What day(s) of the week cannot be the first day of a century non leap-year that is a perfect square

Question

This question is from contest our in school:

What day(s) of the week cannot be the first day of a century non-leap year that is a perfect square year?

My attempt

A Century year is a non-leap year only if not divisible by $400$.

The first day of the century years that are not leap years are Friday, Wednesday, and Monday.

• If the century year is $100\pmod{400}$, then January $1$ will fall on a Friday. The next century year such like that will be on $2100$, and after that on $2500$, which is a perfect square year.

• If the century year is $200\pmod{400}$, January $1$ is on Wednesday. The next century year similar to that is on $2200$. There are no century non-leap years starting on Wednesday that is a perfect square.

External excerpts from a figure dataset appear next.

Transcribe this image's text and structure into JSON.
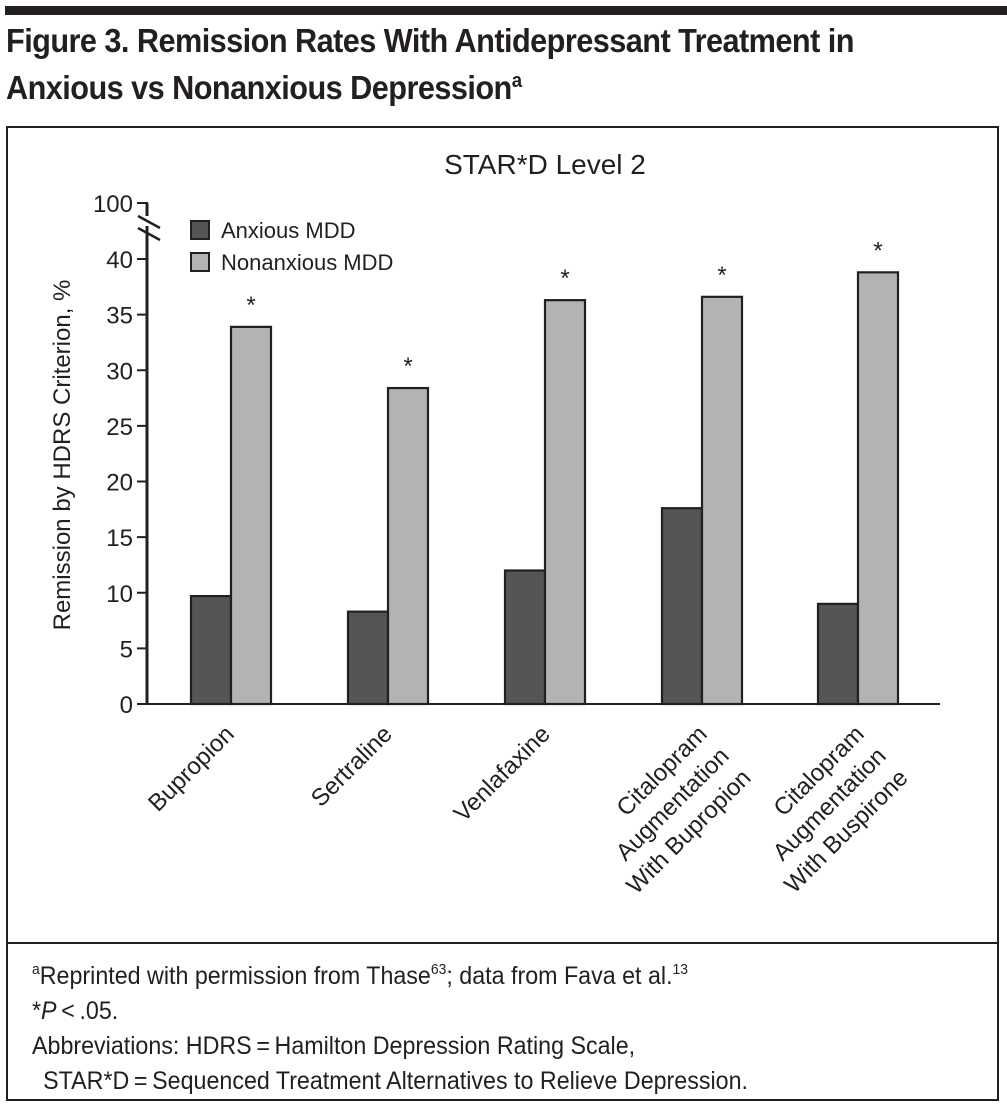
{
  "figure": {
    "title": "Figure 3. Remission Rates With Antidepressant Treatment in Anxious vs Nonanxious Depression",
    "title_line1": "Figure 3. Remission Rates With Antidepressant Treatment in",
    "title_line2": "Anxious vs Nonanxious Depression",
    "title_superscript": "a"
  },
  "chart_data": {
    "type": "bar",
    "title": "STAR*D Level 2",
    "xlabel": "",
    "ylabel": "Remission by HDRS Criterion, %",
    "ylim": [
      0,
      40
    ],
    "axis_break": {
      "upper_label": "100",
      "break_between": [
        40,
        100
      ]
    },
    "yticks": [
      0,
      5,
      10,
      15,
      20,
      25,
      30,
      35,
      40
    ],
    "ytick_labels": [
      "0",
      "5",
      "10",
      "15",
      "20",
      "25",
      "30",
      "35",
      "40"
    ],
    "grid": false,
    "legend_position": "top-left",
    "categories": [
      [
        "Bupropion"
      ],
      [
        "Sertraline"
      ],
      [
        "Venlafaxine"
      ],
      [
        "Citalopram",
        "Augmentation",
        "With Bupropion"
      ],
      [
        "Citalopram",
        "Augmentation",
        "With Buspirone"
      ]
    ],
    "series": [
      {
        "name": "Anxious MDD",
        "color": "#555555",
        "values": [
          9.7,
          8.3,
          12.0,
          17.6,
          9.0
        ]
      },
      {
        "name": "Nonanxious MDD",
        "color": "#b3b3b3",
        "values": [
          33.9,
          28.4,
          36.3,
          36.6,
          38.8
        ]
      }
    ],
    "significance_markers": [
      "*",
      "*",
      "*",
      "*",
      "*"
    ]
  },
  "notes": {
    "line1_sup_a": "a",
    "line1_text_a": "Reprinted with permission from Thase",
    "line1_sup_ref1": "63",
    "line1_text_b": "; data from Fava et al.",
    "line1_sup_ref2": "13",
    "line2_star": "*",
    "line2_p": "P",
    "line2_rest": " < .05.",
    "line3": "Abbreviations: HDRS = Hamilton Depression Rating Scale,",
    "line4": "STAR*D = Sequenced Treatment Alternatives to Relieve Depression."
  }
}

• If the century year is $300\pmod{400}$, then January $1$ of that year is Monday. The next century year like that is on $2300$. Again, there aren’t any century non-leap years starting on Monday that is a perfect square.

The choices given are:

A.) Monday and Thursday

B.) Friday and Saturday

C.) Monday and Wednesday

D.) Sunday and Tuesday

This is where I stuck. I tried my best, but I don’t know what is the correct answer in the choices. I think the answer is C, but I don’t know how to prove that.

Can someone help me to some this problem?

Any help is appreciated.

Answer 1

What's here overlooks the "square" condition. See the comments.

In $400$ years, there will be $97$ leap years (there are $400\div4=100$ years divisible by four, but three of these will not be leap years, namely, the ones that are multiples of $100$ but not of $400$), so $97+(400)(365)=146097=20871\times7$ days, that is, a whole number of weeks, with no days left over. So the pattern of days of the week repeats exactly every $400$ years, and we only need to look at one $400$-year cycle to answer the question.

Today is Wednesday $2$ August $2023$. Let's use that to figure out the day of the week for $1$ January $2000$, $2100$, $2200$, and $2300$.

Since $1$ Jan $2000$, there have been $23\times365+6+31+28+31+30+31+30+31+2=8615=1230\times7+5$ days, so counting back from Wednesday, that day must have been a Saturday.

The hundred years to $1$ January $2100$ amount to $100\times365+25=36525=5217\times7+6$ days, so $1$ Jan $2100$ should be a Friday.

From $1$ Jan $2100$ to $1$ Jan $2200$ is $36524=5217\times7+5$ days, so $1$ Jan $2200$ should be a Wednesday. And, similarly, $1$ Jan $2300$ should be a Monday.

So options A and C are incorrect, since it can be a Monday, and B is incorrect, since it can be a Friday, while D is the correct answer, since it can't be a Sunday and it can't be a Tuesday.